Education Ministry proposal for classes in Romani language, culture

The Education Ministry has proposed introducing lessons in Romani language and culture in schools, to encourage Roma pupils and foster greater integration in society. The plan, reported this week by the newspaper Lidové noviny, is still in the early stages – the ministry is about to launch a pilot project in a number of schools. But it’s been welcomed by NGOs working to improve educational standards among the Roma.

Romani language and culture does not feature on the mainstream Czech school curriculum. A group of enlightened Education Ministry officials want to change that, and have chosen several schools with high percentages of Romani pupils for a pilot project. Under the scheme, pupils will be able to choose a voluntary class in Romani language, history and culture.

The scheme is not meant solely for Roma pupils to become more aware of their own culture; the Education Ministry wants the classes to be available to non-Roma children as well. The ministry believes if white children learn more about their classmates’ background, it will contribute towards breaking down the barriers in Czech society between Roma and the majority.

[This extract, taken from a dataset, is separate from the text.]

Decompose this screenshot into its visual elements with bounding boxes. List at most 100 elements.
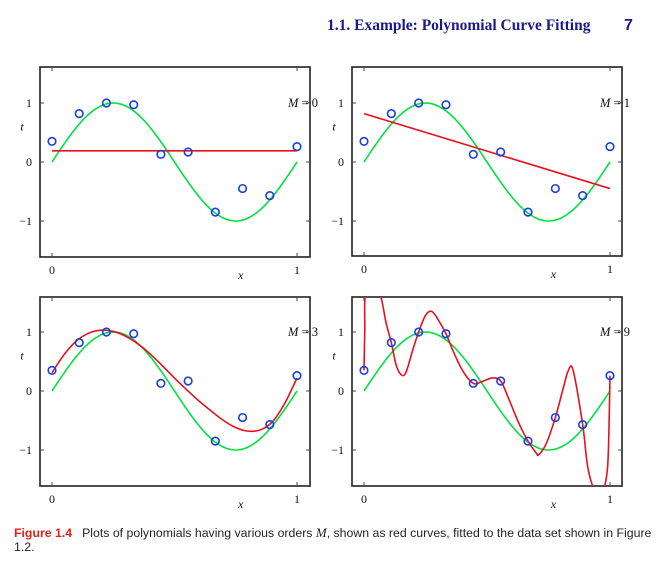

It’s an ambitious goal and one that has already been welcomed by NGOs working to improve educational standards among the Roma. However it’s not clear how much success the initiative will enjoy in practice.

There are an estimated 250,000 Roma living in the Czech Republic, but it’s a community defined by all the usual hallmarks of social exclusion; high unemployment, poor health, shorter life expectancy, and low educational standards. Successive governments have tried to counter the latter problem, with little success.

Many Romani children still end up in inferior schools for children with learning difficulties. Those that manage to stay in the regular educational system often find themselves attending all-Roma schools, as white parents will take their children out of those facilities that are perceived as ‘gypsy schools’.